Regular Expressions
The patterns used in pattern matching are regular expressions such as those
supplied in the Version 8 regexp routines. (In fact, the routines are
derived (distantly) from Henry Spencer's freely redistributable
reimplementation of the V8 routines.) See the section on Version 8 Regular
Expressions for details.
In particular the following metacharacters have their standard egrep-ish
meanings:
\ Quote the next metacharacter
^ Match the beginning of the line
. Match any character (except newline)
$ Match the end of the line (or before newline at the end)
| Alternation
() Grouping
[] Character class
By default, the "^" character is guaranteed to match at only the beginning
of the string, the "$" character at only the end (or before the newline at
the end) and Perl does certain optimizations with the assumption that the
string contains only one line. Embedded newlines will not be matched by
"^" or "$". You may, however, wish to treat a string as a multi-line
buffer, such that the "^" will match after any newline within the string,
and "$" will match before any newline. At the cost of a little more
overhead, you can do this by using the /m modifier on the pattern match
operator. (Older programs did this by setting $*, but this practice is now
deprecated.)
To facilitate multi-line substitutions, the "." character never matches a
newline unless you use the /s modifier, which in effect tells Perl to
pretend the string is a single line--even if it isn't. The /s modifier
also overrides the setting of $*, in case you have some (badly behaved)
older code that sets it in another module.
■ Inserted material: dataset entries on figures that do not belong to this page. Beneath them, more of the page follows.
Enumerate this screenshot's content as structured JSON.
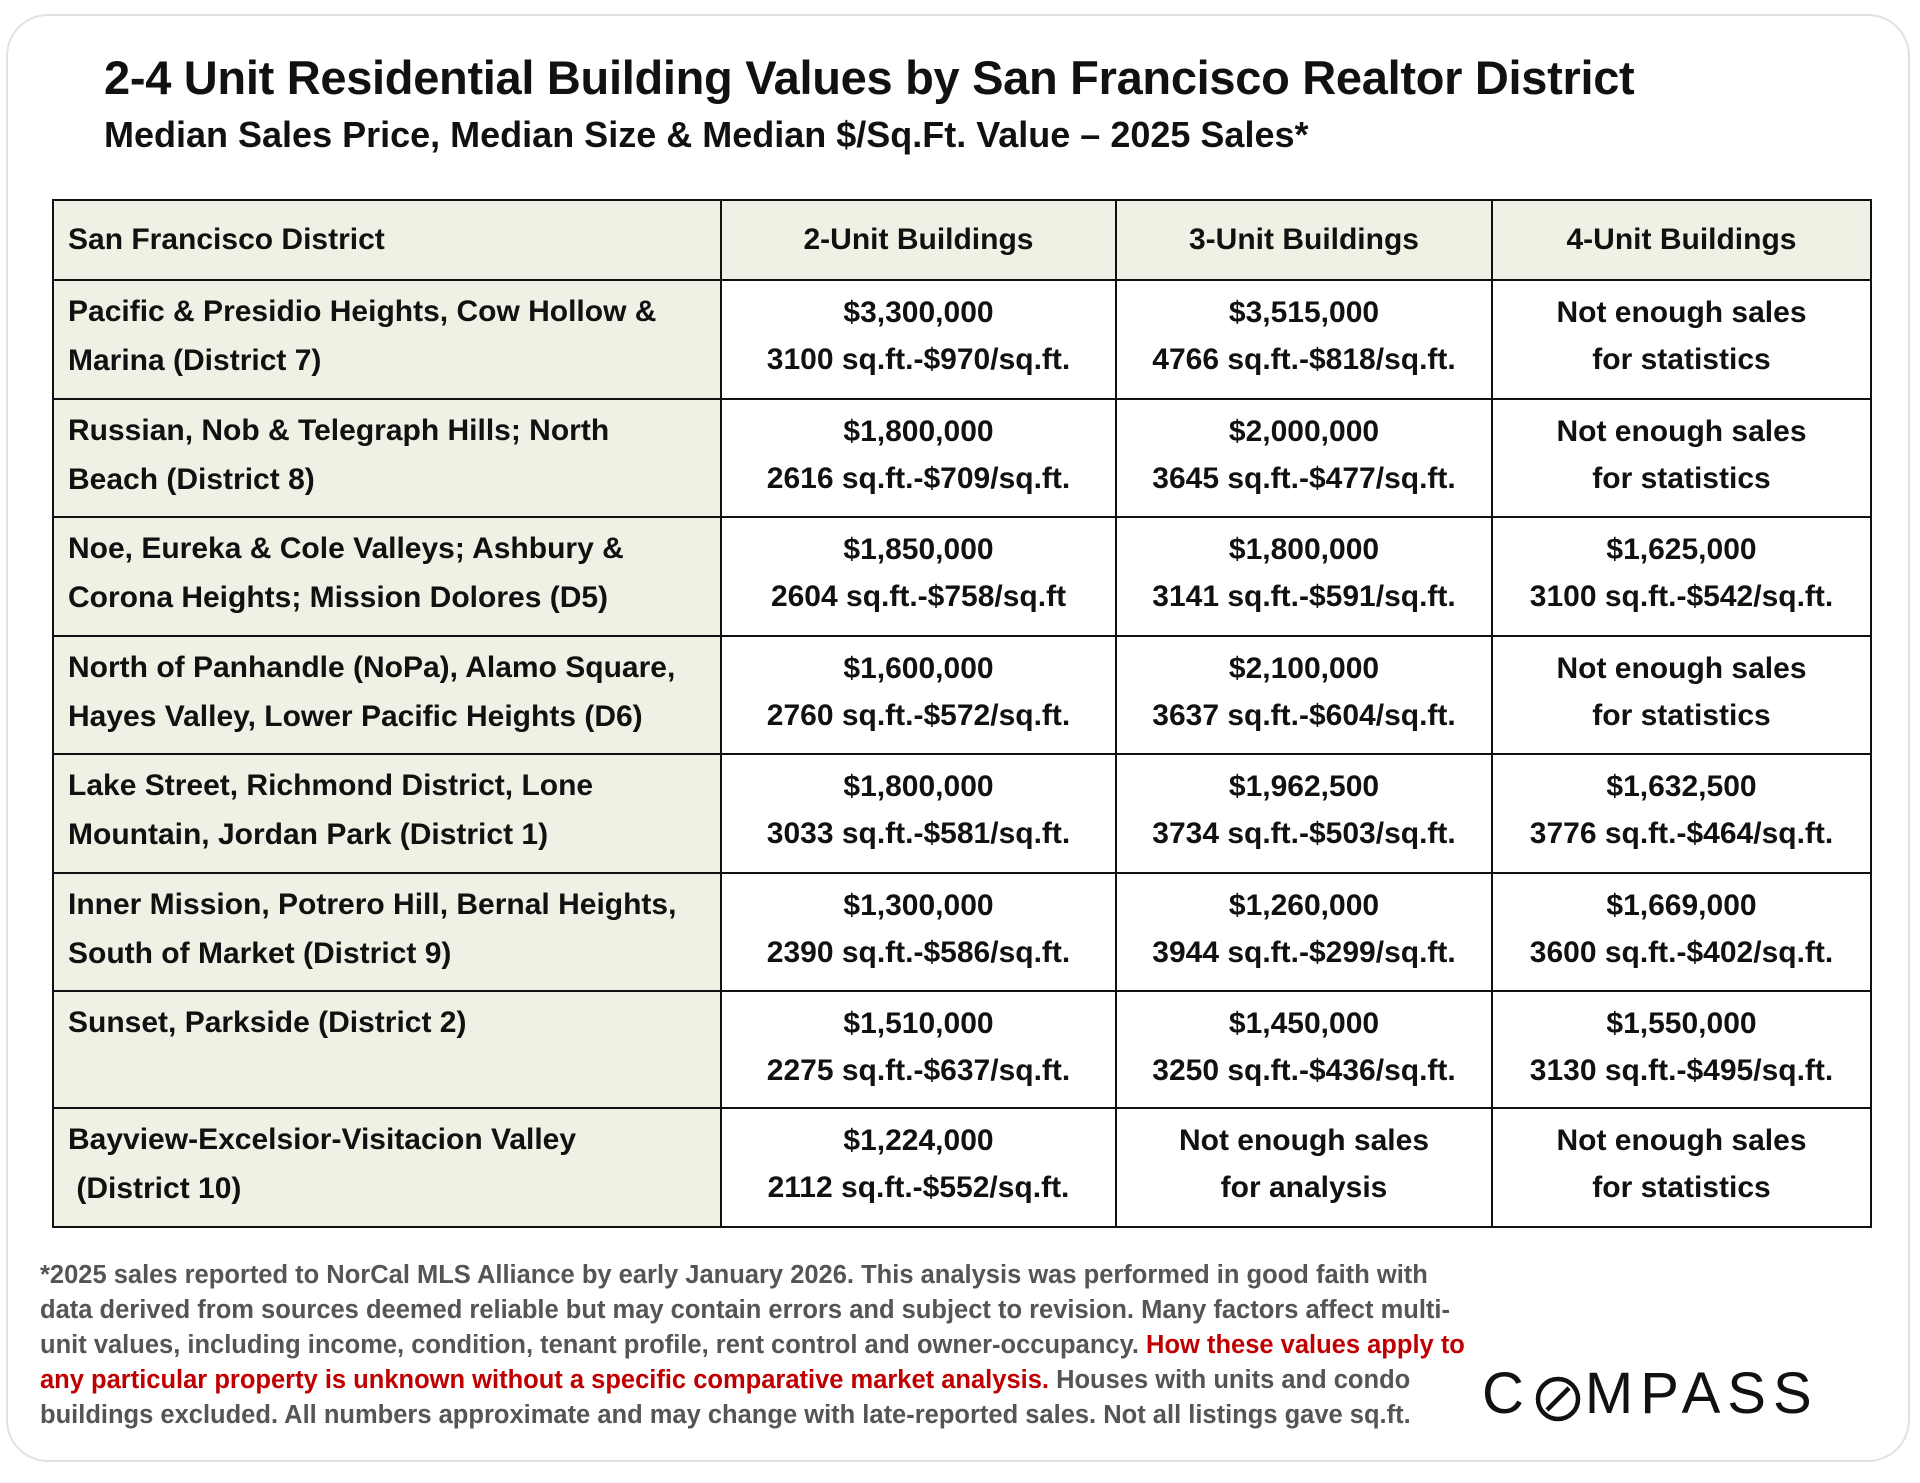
{
  "title": "2-4 Unit Residential Building Values by San Francisco Realtor District",
  "subtitle": "Median Sales Price, Median Size & Median $/Sq.Ft. Value – 2025 Sales*",
  "table": {
    "headers": [
      "San Francisco District",
      "2-Unit Buildings",
      "3-Unit Buildings",
      "4-Unit Buildings"
    ],
    "rows": [
      {
        "district_lines": [
          "Pacific & Presidio Heights, Cow Hollow &",
          "Marina (District 7)"
        ],
        "u2": [
          "$3,300,000",
          "3100 sq.ft.-$970/sq.ft."
        ],
        "u3": [
          "$3,515,000",
          "4766 sq.ft.-$818/sq.ft."
        ],
        "u4": [
          "Not enough sales",
          "for statistics"
        ]
      },
      {
        "district_lines": [
          "Russian, Nob & Telegraph Hills; North",
          "Beach (District 8)"
        ],
        "u2": [
          "$1,800,000",
          "2616 sq.ft.-$709/sq.ft."
        ],
        "u3": [
          "$2,000,000",
          "3645 sq.ft.-$477/sq.ft."
        ],
        "u4": [
          "Not enough sales",
          "for statistics"
        ]
      },
      {
        "district_lines": [
          "Noe, Eureka & Cole Valleys; Ashbury &",
          "Corona Heights; Mission Dolores (D5)"
        ],
        "u2": [
          "$1,850,000",
          "2604 sq.ft.-$758/sq.ft"
        ],
        "u3": [
          "$1,800,000",
          "3141 sq.ft.-$591/sq.ft."
        ],
        "u4": [
          "$1,625,000",
          "3100 sq.ft.-$542/sq.ft."
        ]
      },
      {
        "district_lines": [
          "North of Panhandle (NoPa), Alamo Square,",
          "Hayes Valley, Lower Pacific Heights (D6)"
        ],
        "u2": [
          "$1,600,000",
          "2760 sq.ft.-$572/sq.ft."
        ],
        "u3": [
          "$2,100,000",
          "3637 sq.ft.-$604/sq.ft."
        ],
        "u4": [
          "Not enough sales",
          "for statistics"
        ]
      },
      {
        "district_lines": [
          "Lake Street, Richmond District, Lone",
          "Mountain, Jordan Park (District 1)"
        ],
        "u2": [
          "$1,800,000",
          "3033 sq.ft.-$581/sq.ft."
        ],
        "u3": [
          "$1,962,500",
          "3734 sq.ft.-$503/sq.ft."
        ],
        "u4": [
          "$1,632,500",
          "3776 sq.ft.-$464/sq.ft."
        ]
      },
      {
        "district_lines": [
          "Inner Mission, Potrero Hill, Bernal Heights,",
          "South of Market (District 9)"
        ],
        "u2": [
          "$1,300,000",
          "2390 sq.ft.-$586/sq.ft."
        ],
        "u3": [
          "$1,260,000",
          "3944 sq.ft.-$299/sq.ft."
        ],
        "u4": [
          "$1,669,000",
          "3600 sq.ft.-$402/sq.ft."
        ]
      },
      {
        "district_lines": [
          "Sunset, Parkside (District 2)"
        ],
        "u2": [
          "$1,510,000",
          "2275 sq.ft.-$637/sq.ft."
        ],
        "u3": [
          "$1,450,000",
          "3250 sq.ft.-$436/sq.ft."
        ],
        "u4": [
          "$1,550,000",
          "3130 sq.ft.-$495/sq.ft."
        ]
      },
      {
        "district_lines": [
          "Bayview-Excelsior-Visitacion Valley",
          " (District 10)"
        ],
        "u2": [
          "$1,224,000",
          "2112 sq.ft.-$552/sq.ft."
        ],
        "u3": [
          "Not enough sales",
          "for analysis"
        ],
        "u4": [
          "Not enough sales",
          "for statistics"
        ]
      }
    ]
  },
  "footnote": {
    "text1": "*2025 sales reported to NorCal MLS Alliance by early January 2026. This analysis was performed in good faith with data derived from sources deemed reliable but may contain errors and subject to revision. Many factors affect multi-unit values, including income, condition, tenant profile, rent control and owner-occupancy. ",
    "red": "How these values apply to any particular property is unknown without a specific comparative market analysis.",
    "text2": " Houses with units and condo buildings excluded. All numbers approximate and may change with late-reported sales. Not all listings gave sq.ft."
  },
  "logo": {
    "prefix": "C",
    "suffix": "MPASS"
  },
  "colors": {
    "header_bg": "#eef1e3",
    "footnote_gray": "#555555",
    "footnote_red": "#c00000"
  }
}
The following standard quantifiers are recognized:
* Match 0 or more times
+ Match 1 or more times
? Match 1 or 0 times
{n} Match exactly n times
{n,} Match at least n times
{n,m} Match at least n but not more than m times
(If a curly bracket occurs in any other context, it is treated as a regular
character.) The "*" modifier is equivalent to {0,}, the "+" modifier to
{1,}, and the "?" modifier to {0,1}. n and m are limited to integral
values less than 65536.
By default, a quantified subpattern is "greedy", that is, it will match as
many times as possible (given a particular starting location) while still
allowing the rest of the pattern to match. If you want it to match the
minimum number of times possible, follow the quantifier with a "?". Note
that the meanings don't change, just the "greediness":
*? Match 0 or more times
+? Match 1 or more times
?? Match 0 or 1 time
{n}? Match exactly n times
{n,}? Match at least n times
{n,m}? Match at least n but not more than m times
Because patterns are processed as double quoted strings, the following also
work:
\t tab (HT, TAB)
\n newline (LF, NL)
\r return (CR)
\f form feed (FF)
\a alarm (bell) (BEL)
\e escape (think troff) (ESC)
\033 octal char (think of a PDP-11)
\x1B hex char
\c[ control char
\l lowercase next char (think vi)
\u uppercase next char (think vi)
\L lowercase till \E (think vi)
\U uppercase till \E (think vi)
\E end case modification (think vi)
\Q quote regexp metacharacters till \E
If use locale is in effect, the case map used by \l, \L, \u and <\U> is
taken from the current locale. See the perllocale manpage.
In addition, Perl defines the following:
\w Match a "word" character (alphanumeric plus "_")
\W Match a non-word character
\s Match a whitespace character
\S Match a non-whitespace character
\d Match a digit character
\D Match a non-digit character
Note that \w matches a single alphanumeric character, not a whole word. To
match a word you'd need to say \w+. If use locale is in effect, the list
of alphabetic characters generated by \w is taken from the current locale.
See the perllocale manpage. You may use \w, \W, \s, \S, \d, and \D within
character classes (though not as either end of a range).
Perl defines the following zero-width assertions:
\b Match a word boundary
\B Match a non-(word boundary)
\A Match at only beginning of string
\Z Match at only end of string (or before newline at the end)
\G Match only where previous m//g left off (works only with /g)
A word boundary (\b) is defined as a spot between two characters that has a
\w on one side of it and a \W on the other side of it (in either order),
counting the imaginary characters off the beginning and end of the string
as matching a \W. (Within character classes \b represents backspace rather
than a word boundary.) The \A and \Z are just like "^" and "$" except that
they won't match multiple times when the /m modifier is used, while "^" and
"$" will match at every internal line boundary. To match the actual end of
the string, not ignoring newline, you can use \Z(?!\n). The \G assertion
can be used to chain global matches (using m//g), as described in the
section on Regexp Quote-Like Operators in the perlop manpage.